Security Bank cracks open bond investors

Debut $300m offering by the Philippine bank comes at a small premium to its nearest peer, Rizal Commercial Banking Corporation.

Security Bank, the Philippines' tenth largest bank by assets, completed its maiden offshore bond on Tuesday, offering a small new issue premium to its nearest comparable, Rizal Commercial Banking Corporation (RCBC).

The BB+/BB rated issuer priced a $300 million five-year Reg S deal at par with a coupon and re-offer yield of 3.95%. This was 25bp inside initial guidance around the 4.2% area and the tight end of final guidance of 3.95% to 4%. 

The order book closed with about $1.75 billion in demand from 187 accounts, of which 58% came from the Philippines, 35% Asia and 7% Europe. By investor type banks took 50%, funds 38%, private banks 7% and pension funds 5%.

High demand enabled the deal to price not far back from RCBC's 4.25% January 2020 bond.
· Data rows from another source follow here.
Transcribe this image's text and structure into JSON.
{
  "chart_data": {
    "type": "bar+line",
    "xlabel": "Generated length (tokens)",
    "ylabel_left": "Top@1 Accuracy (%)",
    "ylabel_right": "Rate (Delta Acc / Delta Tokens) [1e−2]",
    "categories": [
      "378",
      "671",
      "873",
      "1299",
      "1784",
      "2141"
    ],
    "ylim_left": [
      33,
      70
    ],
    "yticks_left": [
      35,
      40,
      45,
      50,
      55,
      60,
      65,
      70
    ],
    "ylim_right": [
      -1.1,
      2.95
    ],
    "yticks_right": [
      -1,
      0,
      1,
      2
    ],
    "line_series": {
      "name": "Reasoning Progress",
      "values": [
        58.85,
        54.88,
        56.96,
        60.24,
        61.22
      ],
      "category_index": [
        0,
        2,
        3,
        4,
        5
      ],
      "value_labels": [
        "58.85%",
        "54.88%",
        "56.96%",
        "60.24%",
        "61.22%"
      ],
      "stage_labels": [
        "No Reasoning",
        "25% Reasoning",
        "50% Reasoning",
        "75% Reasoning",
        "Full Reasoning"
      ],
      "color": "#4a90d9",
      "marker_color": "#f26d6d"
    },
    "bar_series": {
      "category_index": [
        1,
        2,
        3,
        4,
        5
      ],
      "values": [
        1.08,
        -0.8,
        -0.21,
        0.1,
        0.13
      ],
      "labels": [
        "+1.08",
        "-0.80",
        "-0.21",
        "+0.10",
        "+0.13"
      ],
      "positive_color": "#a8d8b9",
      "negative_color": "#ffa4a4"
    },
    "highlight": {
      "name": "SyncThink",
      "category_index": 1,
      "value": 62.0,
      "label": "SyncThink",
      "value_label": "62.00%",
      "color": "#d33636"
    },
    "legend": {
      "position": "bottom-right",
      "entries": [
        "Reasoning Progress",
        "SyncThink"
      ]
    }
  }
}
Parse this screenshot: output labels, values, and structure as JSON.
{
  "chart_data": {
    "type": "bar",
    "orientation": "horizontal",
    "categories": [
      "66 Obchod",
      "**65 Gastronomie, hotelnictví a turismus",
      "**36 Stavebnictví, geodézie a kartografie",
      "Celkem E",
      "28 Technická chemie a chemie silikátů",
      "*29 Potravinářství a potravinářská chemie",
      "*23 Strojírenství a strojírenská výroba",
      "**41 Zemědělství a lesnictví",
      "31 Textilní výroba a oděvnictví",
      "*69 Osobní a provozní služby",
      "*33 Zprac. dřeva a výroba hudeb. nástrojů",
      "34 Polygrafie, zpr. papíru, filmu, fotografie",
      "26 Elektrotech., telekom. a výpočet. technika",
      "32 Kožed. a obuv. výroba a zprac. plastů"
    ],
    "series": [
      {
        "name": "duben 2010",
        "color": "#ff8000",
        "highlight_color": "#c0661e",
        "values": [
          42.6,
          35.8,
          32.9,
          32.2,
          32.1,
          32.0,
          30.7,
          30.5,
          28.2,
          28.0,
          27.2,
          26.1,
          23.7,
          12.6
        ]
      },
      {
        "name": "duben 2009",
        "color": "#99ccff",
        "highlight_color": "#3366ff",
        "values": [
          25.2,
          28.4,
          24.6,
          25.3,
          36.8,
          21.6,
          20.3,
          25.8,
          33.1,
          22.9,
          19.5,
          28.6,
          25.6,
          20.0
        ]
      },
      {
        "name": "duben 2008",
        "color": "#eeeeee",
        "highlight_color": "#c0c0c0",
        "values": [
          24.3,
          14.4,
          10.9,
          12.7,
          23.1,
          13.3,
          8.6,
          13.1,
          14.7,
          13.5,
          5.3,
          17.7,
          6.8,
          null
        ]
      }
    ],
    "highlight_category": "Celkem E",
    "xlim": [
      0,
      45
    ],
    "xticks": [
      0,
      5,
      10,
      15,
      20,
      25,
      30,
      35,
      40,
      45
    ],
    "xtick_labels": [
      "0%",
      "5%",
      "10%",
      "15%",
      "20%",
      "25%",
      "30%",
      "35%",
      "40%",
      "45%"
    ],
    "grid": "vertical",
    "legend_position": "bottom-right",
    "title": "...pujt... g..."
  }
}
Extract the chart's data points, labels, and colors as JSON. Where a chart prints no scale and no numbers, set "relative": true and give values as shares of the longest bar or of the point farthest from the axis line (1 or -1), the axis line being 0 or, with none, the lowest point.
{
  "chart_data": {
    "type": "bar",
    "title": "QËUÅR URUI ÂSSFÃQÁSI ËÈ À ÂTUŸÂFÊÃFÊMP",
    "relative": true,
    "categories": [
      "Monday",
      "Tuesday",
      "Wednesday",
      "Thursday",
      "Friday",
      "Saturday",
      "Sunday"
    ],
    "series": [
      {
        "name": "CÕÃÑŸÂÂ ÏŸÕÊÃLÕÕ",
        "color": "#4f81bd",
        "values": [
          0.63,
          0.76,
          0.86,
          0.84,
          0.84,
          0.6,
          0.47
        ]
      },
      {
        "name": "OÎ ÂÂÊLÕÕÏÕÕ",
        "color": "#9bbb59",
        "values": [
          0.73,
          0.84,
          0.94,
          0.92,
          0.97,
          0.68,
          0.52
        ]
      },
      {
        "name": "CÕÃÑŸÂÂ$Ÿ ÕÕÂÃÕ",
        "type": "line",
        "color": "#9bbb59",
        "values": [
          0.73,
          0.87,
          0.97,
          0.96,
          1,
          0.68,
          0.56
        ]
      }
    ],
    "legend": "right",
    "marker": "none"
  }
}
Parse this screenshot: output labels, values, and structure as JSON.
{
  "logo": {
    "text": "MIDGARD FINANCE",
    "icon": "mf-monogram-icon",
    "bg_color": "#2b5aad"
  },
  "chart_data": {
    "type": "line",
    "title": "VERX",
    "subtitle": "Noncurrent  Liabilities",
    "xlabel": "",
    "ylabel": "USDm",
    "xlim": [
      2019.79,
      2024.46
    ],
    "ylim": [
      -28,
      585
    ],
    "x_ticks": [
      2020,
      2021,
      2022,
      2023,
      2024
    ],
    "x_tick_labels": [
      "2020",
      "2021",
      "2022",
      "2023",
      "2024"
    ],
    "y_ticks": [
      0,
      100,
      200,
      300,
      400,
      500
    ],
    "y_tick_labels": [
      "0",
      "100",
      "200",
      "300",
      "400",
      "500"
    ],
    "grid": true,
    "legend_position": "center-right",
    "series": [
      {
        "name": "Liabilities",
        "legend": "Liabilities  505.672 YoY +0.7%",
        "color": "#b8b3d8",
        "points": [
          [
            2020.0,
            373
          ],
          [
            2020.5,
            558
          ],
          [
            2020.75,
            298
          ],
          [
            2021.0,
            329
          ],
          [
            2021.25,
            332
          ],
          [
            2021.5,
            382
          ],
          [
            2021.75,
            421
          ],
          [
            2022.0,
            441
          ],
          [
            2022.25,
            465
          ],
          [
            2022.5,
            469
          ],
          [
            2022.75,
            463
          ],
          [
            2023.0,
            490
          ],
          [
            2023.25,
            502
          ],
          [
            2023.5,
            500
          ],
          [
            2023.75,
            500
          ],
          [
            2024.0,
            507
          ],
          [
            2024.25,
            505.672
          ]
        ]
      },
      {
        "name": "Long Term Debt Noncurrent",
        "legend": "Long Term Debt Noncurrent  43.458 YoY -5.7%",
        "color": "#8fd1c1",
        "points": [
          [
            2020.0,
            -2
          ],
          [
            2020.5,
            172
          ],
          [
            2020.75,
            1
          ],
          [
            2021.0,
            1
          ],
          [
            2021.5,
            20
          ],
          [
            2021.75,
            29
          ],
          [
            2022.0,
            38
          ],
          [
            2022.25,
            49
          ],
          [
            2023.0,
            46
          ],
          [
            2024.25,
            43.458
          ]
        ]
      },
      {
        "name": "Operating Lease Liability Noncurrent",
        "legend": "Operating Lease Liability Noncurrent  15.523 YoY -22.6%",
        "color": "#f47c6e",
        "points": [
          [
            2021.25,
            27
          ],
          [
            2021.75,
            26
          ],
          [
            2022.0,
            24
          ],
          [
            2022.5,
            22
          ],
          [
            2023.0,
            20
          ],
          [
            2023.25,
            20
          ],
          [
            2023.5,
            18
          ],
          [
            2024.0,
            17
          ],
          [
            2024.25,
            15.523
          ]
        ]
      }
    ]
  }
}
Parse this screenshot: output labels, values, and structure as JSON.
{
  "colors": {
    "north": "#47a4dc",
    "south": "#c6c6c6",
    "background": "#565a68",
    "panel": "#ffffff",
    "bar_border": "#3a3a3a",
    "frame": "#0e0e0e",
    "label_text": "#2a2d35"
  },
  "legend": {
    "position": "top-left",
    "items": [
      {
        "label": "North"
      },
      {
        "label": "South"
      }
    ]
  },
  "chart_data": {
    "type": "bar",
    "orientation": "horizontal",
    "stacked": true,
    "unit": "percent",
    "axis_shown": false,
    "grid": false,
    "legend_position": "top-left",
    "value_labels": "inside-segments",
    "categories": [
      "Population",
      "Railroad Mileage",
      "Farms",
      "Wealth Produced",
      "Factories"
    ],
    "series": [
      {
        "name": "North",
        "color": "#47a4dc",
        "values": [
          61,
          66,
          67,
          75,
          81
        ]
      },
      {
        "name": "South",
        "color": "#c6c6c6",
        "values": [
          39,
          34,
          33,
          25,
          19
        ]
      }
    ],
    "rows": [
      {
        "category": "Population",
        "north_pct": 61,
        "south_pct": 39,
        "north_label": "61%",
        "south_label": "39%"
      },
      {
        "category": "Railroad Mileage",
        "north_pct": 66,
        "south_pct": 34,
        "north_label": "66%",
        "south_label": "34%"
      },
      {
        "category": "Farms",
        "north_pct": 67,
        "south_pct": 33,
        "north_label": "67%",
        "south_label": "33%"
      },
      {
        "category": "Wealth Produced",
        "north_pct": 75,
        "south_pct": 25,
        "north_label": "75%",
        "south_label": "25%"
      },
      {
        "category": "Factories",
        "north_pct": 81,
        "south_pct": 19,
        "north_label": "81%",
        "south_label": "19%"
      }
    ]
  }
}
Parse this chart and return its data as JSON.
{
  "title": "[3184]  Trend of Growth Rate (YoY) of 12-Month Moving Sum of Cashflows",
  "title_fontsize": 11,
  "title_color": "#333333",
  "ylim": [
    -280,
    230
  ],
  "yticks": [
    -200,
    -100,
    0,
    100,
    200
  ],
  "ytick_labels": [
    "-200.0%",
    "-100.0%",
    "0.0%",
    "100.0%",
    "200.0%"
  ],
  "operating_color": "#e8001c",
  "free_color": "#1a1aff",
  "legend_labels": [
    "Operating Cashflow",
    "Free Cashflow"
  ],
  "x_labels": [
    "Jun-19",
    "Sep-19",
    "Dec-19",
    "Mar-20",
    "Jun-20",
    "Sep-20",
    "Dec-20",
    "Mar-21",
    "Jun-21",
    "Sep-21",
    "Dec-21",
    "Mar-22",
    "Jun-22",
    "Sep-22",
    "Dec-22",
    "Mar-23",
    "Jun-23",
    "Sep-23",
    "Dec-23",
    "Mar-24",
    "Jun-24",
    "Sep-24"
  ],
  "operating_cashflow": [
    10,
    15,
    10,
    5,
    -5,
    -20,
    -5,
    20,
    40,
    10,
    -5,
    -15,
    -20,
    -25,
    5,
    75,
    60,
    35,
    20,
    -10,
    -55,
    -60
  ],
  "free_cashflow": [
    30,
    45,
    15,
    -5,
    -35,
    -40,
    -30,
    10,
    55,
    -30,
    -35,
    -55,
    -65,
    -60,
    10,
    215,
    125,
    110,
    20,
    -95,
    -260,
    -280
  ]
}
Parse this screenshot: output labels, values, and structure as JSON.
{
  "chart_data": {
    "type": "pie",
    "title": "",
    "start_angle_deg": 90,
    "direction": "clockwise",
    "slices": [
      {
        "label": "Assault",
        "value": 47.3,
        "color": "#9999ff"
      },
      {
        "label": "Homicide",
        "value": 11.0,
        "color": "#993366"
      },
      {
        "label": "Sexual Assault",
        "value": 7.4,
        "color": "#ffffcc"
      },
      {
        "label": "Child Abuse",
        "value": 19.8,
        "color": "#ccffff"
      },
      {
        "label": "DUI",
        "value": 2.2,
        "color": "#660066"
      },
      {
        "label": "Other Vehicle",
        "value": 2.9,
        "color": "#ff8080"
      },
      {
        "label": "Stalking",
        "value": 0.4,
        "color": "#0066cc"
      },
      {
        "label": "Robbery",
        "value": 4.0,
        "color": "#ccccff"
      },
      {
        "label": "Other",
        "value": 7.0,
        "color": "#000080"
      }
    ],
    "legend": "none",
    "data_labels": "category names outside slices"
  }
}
This was bid at 101.875% at the time of pricing, equating to a yield of 3.833%.

Security Bank therefore offered a yield pick up of 11.7bp. Joint global co-ordinators were ANZ, Deutsche Bank and UBS, with Development Bank of the Philippines and SB Capital acting as domestic leads. 

Philippines credits have proved to be remarkably stable during the recent bout of volatility and bankers say they have been viewed as a safe haven by defensive investors. RCBC, for example, priced its own $200 million five-year deal on January 12 and it has not moved far from its par issue price.

On its first day of trading, the Ba2-rated transaction initially dipped slightly below par before ending the day at 100.75%/101.125%. It has stayed at that level pretty much ever since. 

Security Bank is relatively unusual by Philippines standards given that it does not sit under a conglomerate, although it is owned by a family - the Dys. It also has some of the best credit metrics of the domestic banking sector because earnings have historically been driven by investment income, which means its NPL levels are very low and its capital adequacy ratios (CAR) high. 

At the end of the third quarter, gross NPLs stood at 0.8%, while its 2014 CAR is estimated to stand at 18.2% of which tier 1 accounts for about 14.4%. 

Its first nine months of earnings showed a 54% jump year-on-year, although analysts attributed much of the outperformance to one-off gains from the sale of investment securities. Hold-to-maturity investment securities formed a large part of the bank's asset base at the end of the third quarter, with investment securities as a whole accounting for 23.7%, with loans on 50.6%, cash and interbank assets 24.1% and other 1.7%. 

Where its corporate loan book is concerned, the bank targets the Filipino-Chinese community, with 54% of lending to large scale enterprises, 40% to SME's and mid-sized enterprises and the remaining 6% to retail.

The bank plans to change this mix and is expanding fast to try and grow its consumer loan book from 6% to more than 30% of the total within the next couple of years. It is, for example, planning to open about 20 new branches a year, building on its current 276 branch network.

Equity investors have so far rewarded these ambitions with strong share price growth. During 2014, Security Bank's share price rose 31% beating the Philippines Stock Exchange Index by 9%.